Eligibility for Chapter 7 Bankruptcy
To qualify for Chapter 7 bankruptcy in Florida, you'll need to meet several criteria:
1. Income Level (Means Test)
First, you need to pass the "means test," which compares your income to the median income for a household of your size in Florida. The means test is a way to ensure that Chapter 7 bankruptcy is reserved for those who truly cannot afford to pay their debts.
If your income is below the Florida median for your household size, you are eligible for Chapter 7 bankruptcy. You may still qualify if your income is above the median, but you'll need to provide more detailed information about your income and expenses.

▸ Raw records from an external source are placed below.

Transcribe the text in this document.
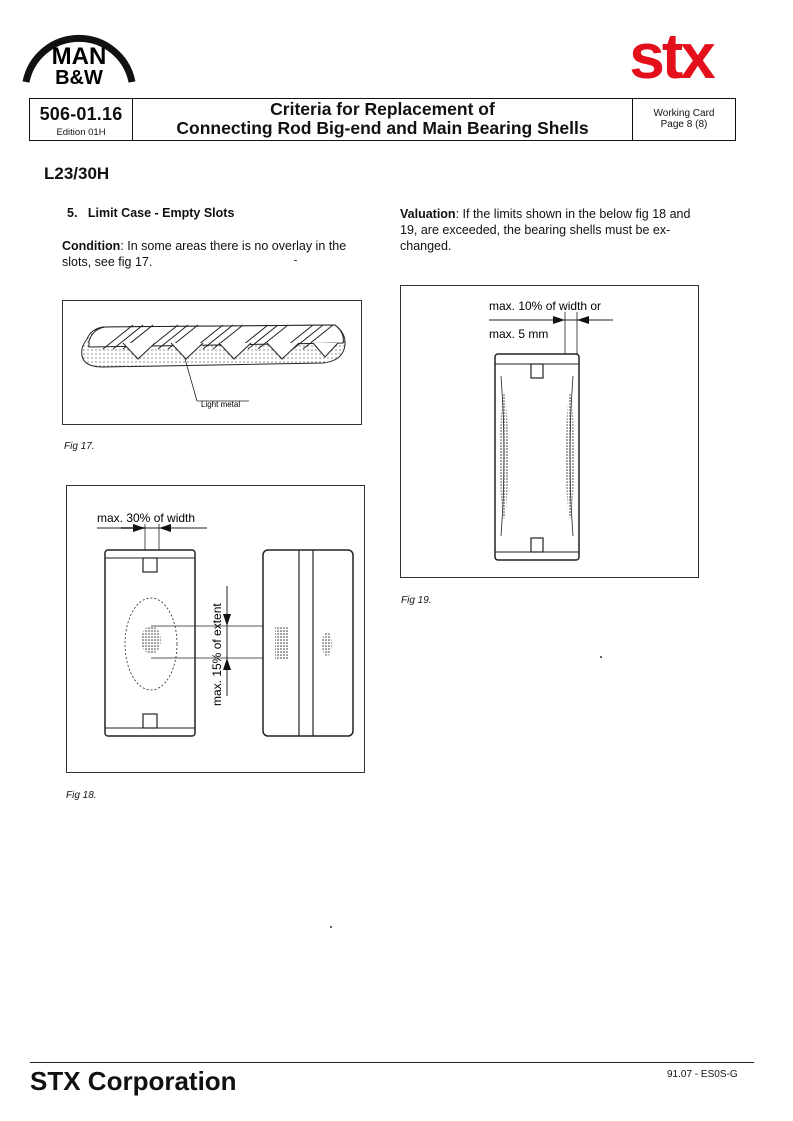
MAN
B&W	stx
506-01.16
Edition 01H
Criteria for Replacement of
Connecting Rod Big-end and Main Bearing Shells
Working Card
Page 8 (8)
L23/30H
5.   Limit Case - Empty Slots
Condition: In some areas there is no overlay in the
slots, see fig 17.
Valuation: If the limits shown in the below fig 18 and
19, are exceeded, the bearing shells must be ex-
changed.
Light metal
Fig 17.
max. 30% of width
max. 15% of extent
Fig 18.
max. 10% of width or
max. 5 mm
Fig 19.
STX Corporation	91.07 - ES0S-G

2. Previous Bankruptcy Filings
You cannot file for Chapter 7 bankruptcy if you have had a previous bankruptcy petition dismissed within the last 180 days due to failure to appear in court or comply with court orders or if you voluntarily dismissed the previous case after creditors sought court relief to recover property, they had a lien on.
3. Credit Counseling
Before filing for bankruptcy, including Chapter 7, you must complete a credit counseling course from an approved agency. This course needs to be completed within 180 days before filing.

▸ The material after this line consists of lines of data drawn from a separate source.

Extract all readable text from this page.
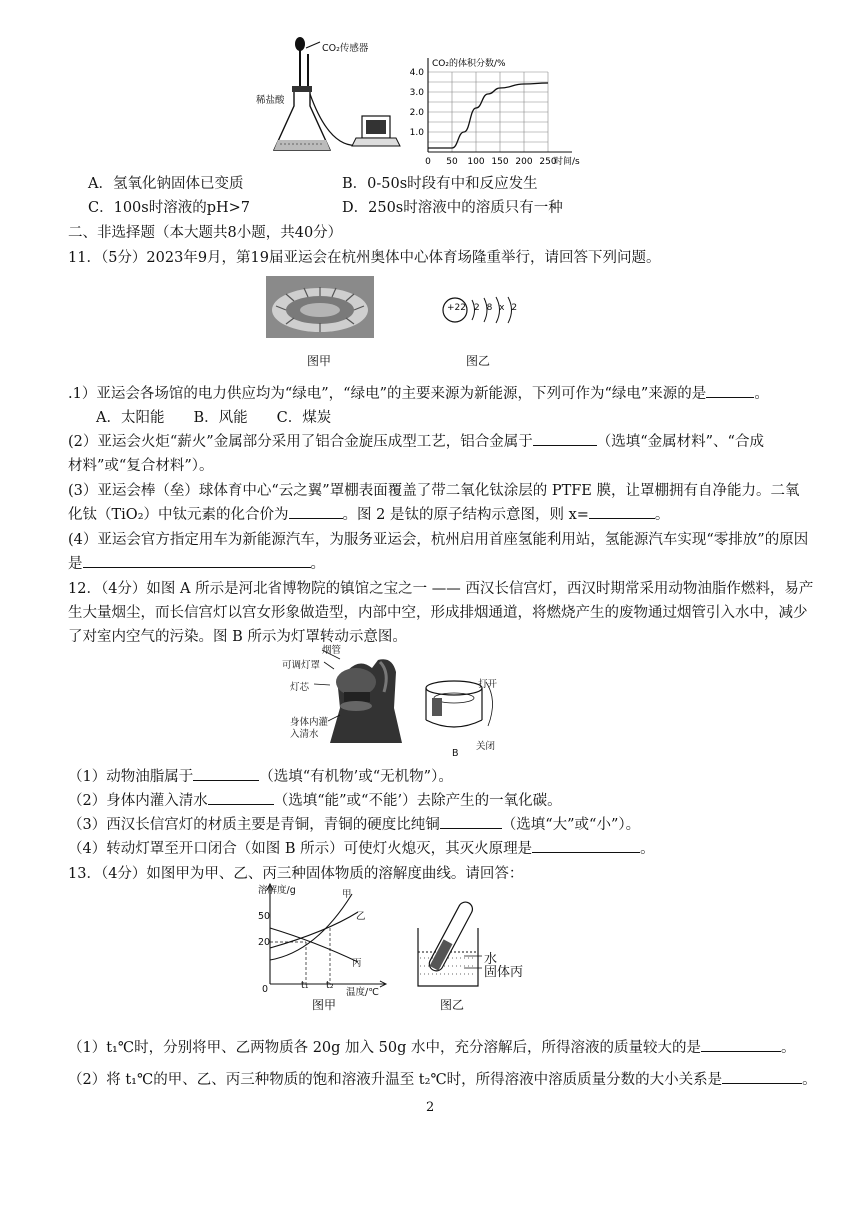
稀盐酸
CO₂传感器
0 50 100 150 200 250
4.0
3.0
2.0
1.0
CO₂的体积分数/%
时间/s
A．氢氧化钠固体已变质	B．0-50s时段有中和反应发生
C．100s时溶液的pH>7	D．250s时溶液中的溶质只有一种
二、非选择题（本大题共8小题，共40分）
11．（5分）2023年9月，第19届亚运会在杭州奥体中心体育场隆重举行，请回答下列问题。
图甲
+22 2 8 x 2
图乙
.1）亚运会各场馆的电力供应均为“绿电”，“绿电”的主要来源为新能源，下列可作为“绿电”来源的是	。
A．太阳能　　B．风能　　C．煤炭
(2）亚运会火炬“薪火”金属部分采用了铝合金旋压成型工艺，铝合金属于	（选填“金属材料”、“合成
材料”或“复合材料”）。
(3）亚运会棒（垒）球体育中心“云之翼”罩棚表面覆盖了带二氧化钛涂层的 PTFE 膜，让罩棚拥有自净能力。二氧
化钛（TiO₂）中钛元素的化合价为	。图 2 是钛的原子结构示意图，则 x=	。
(4）亚运会官方指定用车为新能源汽车，为服务亚运会，杭州启用首座氢能利用站，氢能源汽车实现“零排放”的原因
是	。
12．（4分）如图 A 所示是河北省博物院的镇馆之宝之一 —— 西汉长信宫灯，西汉时期常采用动物油脂作燃料，易产
生大量烟尘，而长信宫灯以宫女形象做造型，内部中空，形成排烟通道，将燃烧产生的废物通过烟管引入水中，减少
了对室内空气的污染。图 B 所示为灯罩转动示意图。
烟管
可调灯罩
灯芯
身体内灌
入清水
打开
关闭
B
（1）动物油脂属于	（选填“有机物’或“无机物”）。
（2）身体内灌入清水	（选填“能”或“不能’）去除产生的一氧化碳。
（3）西汉长信宫灯的材质主要是青铜，青铜的硬度比纯铜	（选填“大”或“小”）。
（4）转动灯罩至开口闭合（如图 B 所示）可使灯火熄灭，其灭火原理是	。
13．（4分）如图甲为甲、乙、丙三种固体物质的溶解度曲线。请回答：
溶解度/g
50
20
0	t₁ t₂
温度/℃
甲
乙
丙
图甲
水
固体丙
图乙
（1）t₁℃时，分别将甲、乙两物质各 20g 加入 50g 水中，充分溶解后，所得溶液的质量较大的是	。
（2）将 t₁℃的甲、乙、丙三种物质的饱和溶液升温至 t₂℃时，所得溶液中溶质质量分数的大小关系是	。
2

Florida Bankruptcy Exemptions
When you file for Chapter 7 bankruptcy, certain assets may be sold to repay your creditors. However, Florida law allows you to protect, or "exempt," some property from being sold. Florida has its own set of bankruptcy exemptions, some of which include:
- Homestead Exemption: Unlimited value on your residence up to half an acre in a municipality or 160 acres elsewhere.
- Personal Property Exemption: Up to $1,000 of private property, or up to $4,000 if you do not use the homestead exemption.

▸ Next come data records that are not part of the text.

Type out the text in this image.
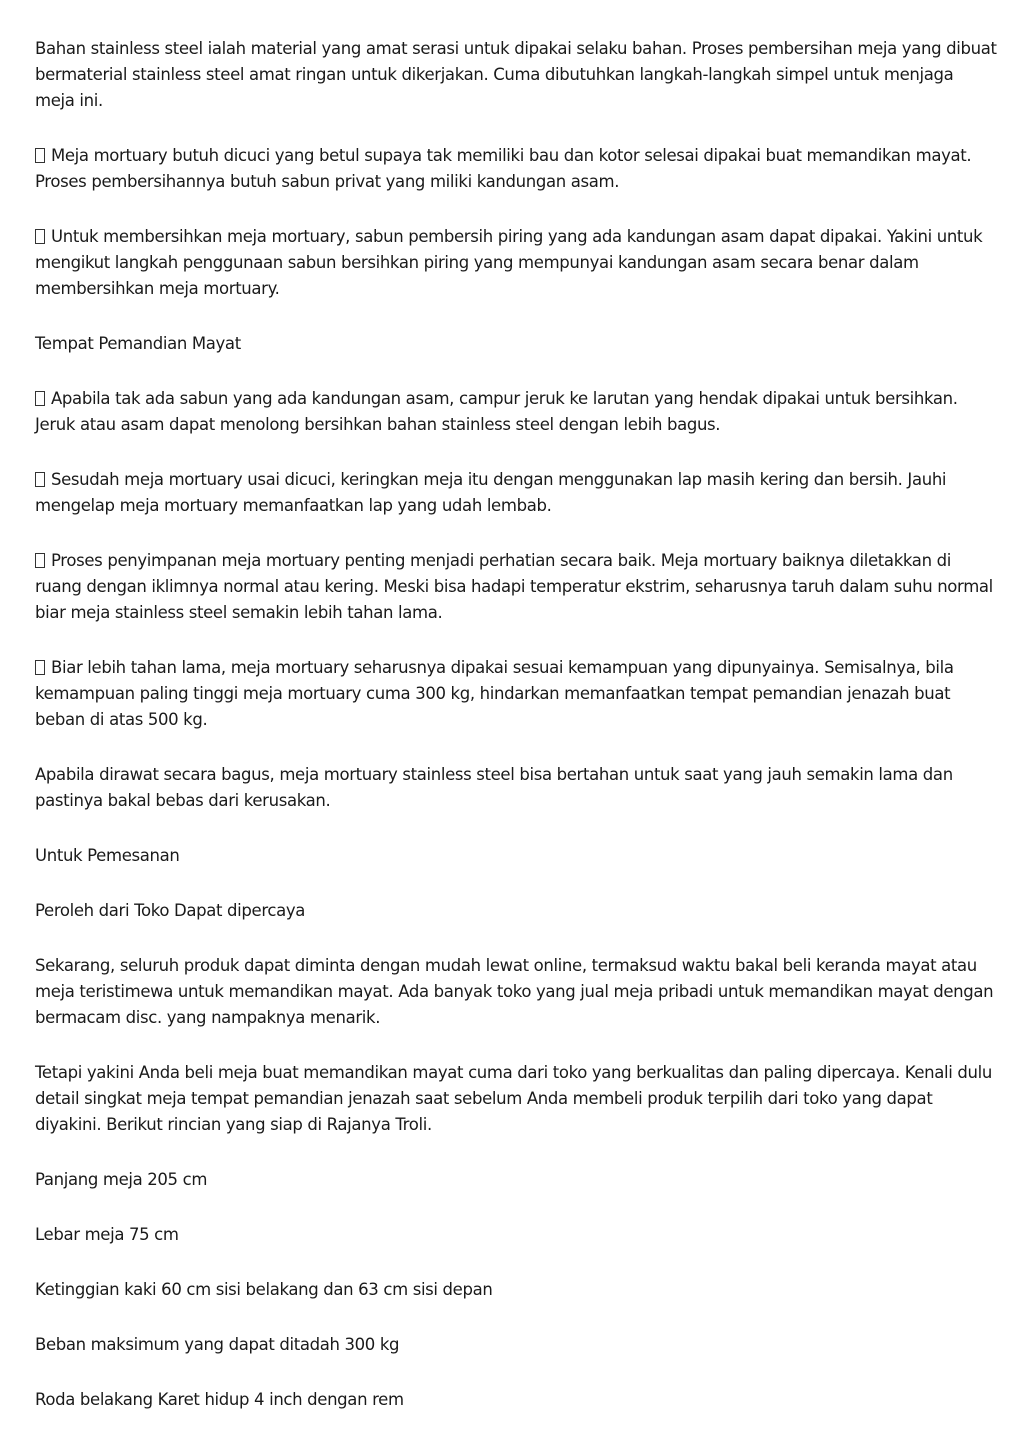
Bahan stainless steel ialah material yang amat serasi untuk dipakai selaku bahan. Proses pembersihan meja yang dibuat bermaterial stainless steel amat ringan untuk dikerjakan. Cuma dibutuhkan langkah-langkah simpel untuk menjaga meja ini.

Meja mortuary butuh dicuci yang betul supaya tak memiliki bau dan kotor selesai dipakai buat memandikan mayat. Proses pembersihannya butuh sabun privat yang miliki kandungan asam.

Untuk membersihkan meja mortuary, sabun pembersih piring yang ada kandungan asam dapat dipakai. Yakini untuk mengikut langkah penggunaan sabun bersihkan piring yang mempunyai kandungan asam secara benar dalam membersihkan meja mortuary.

Tempat Pemandian Mayat

Apabila tak ada sabun yang ada kandungan asam, campur jeruk ke larutan yang hendak dipakai untuk bersihkan. Jeruk atau asam dapat menolong bersihkan bahan stainless steel dengan lebih bagus.

Sesudah meja mortuary usai dicuci, keringkan meja itu dengan menggunakan lap masih kering dan bersih. Jauhi mengelap meja mortuary memanfaatkan lap yang udah lembab.

Proses penyimpanan meja mortuary penting menjadi perhatian secara baik. Meja mortuary baiknya diletakkan di ruang dengan iklimnya normal atau kering. Meski bisa hadapi temperatur ekstrim, seharusnya taruh dalam suhu normal biar meja stainless steel semakin lebih tahan lama.

Biar lebih tahan lama, meja mortuary seharusnya dipakai sesuai kemampuan yang dipunyainya. Semisalnya, bila kemampuan paling tinggi meja mortuary cuma 300 kg, hindarkan memanfaatkan tempat pemandian jenazah buat beban di atas 500 kg.

Apabila dirawat secara bagus, meja mortuary stainless steel bisa bertahan untuk saat yang jauh semakin lama dan pastinya bakal bebas dari kerusakan.

Untuk Pemesanan

Peroleh dari Toko Dapat dipercaya

Sekarang, seluruh produk dapat diminta dengan mudah lewat online, termaksud waktu bakal beli keranda mayat atau meja teristimewa untuk memandikan mayat. Ada banyak toko yang jual meja pribadi untuk memandikan mayat dengan bermacam disc. yang nampaknya menarik.

Tetapi yakini Anda beli meja buat memandikan mayat cuma dari toko yang berkualitas dan paling dipercaya. Kenali dulu detail singkat meja tempat pemandian jenazah saat sebelum Anda membeli produk terpilih dari toko yang dapat diyakini. Berikut rincian yang siap di Rajanya Troli.

Panjang meja 205 cm

Lebar meja 75 cm

Ketinggian kaki 60 cm sisi belakang dan 63 cm sisi depan

Beban maksimum yang dapat ditadah 300 kg

Roda belakang Karet hidup 4 inch dengan rem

- Motor Vehicle Exemption: Up to $1,000 in equity in your vehicle.
Bankruptcy law can be complex, and each individual's circumstances are unique. If you're considering bankruptcy, it's highly recommended that you consult an experienced bankruptcy attorney who can provide guidance tailored to your situation.
Disclaimer: This information is not intended as legal advice. Please consult a legal professional for advice pertaining to your specific situation.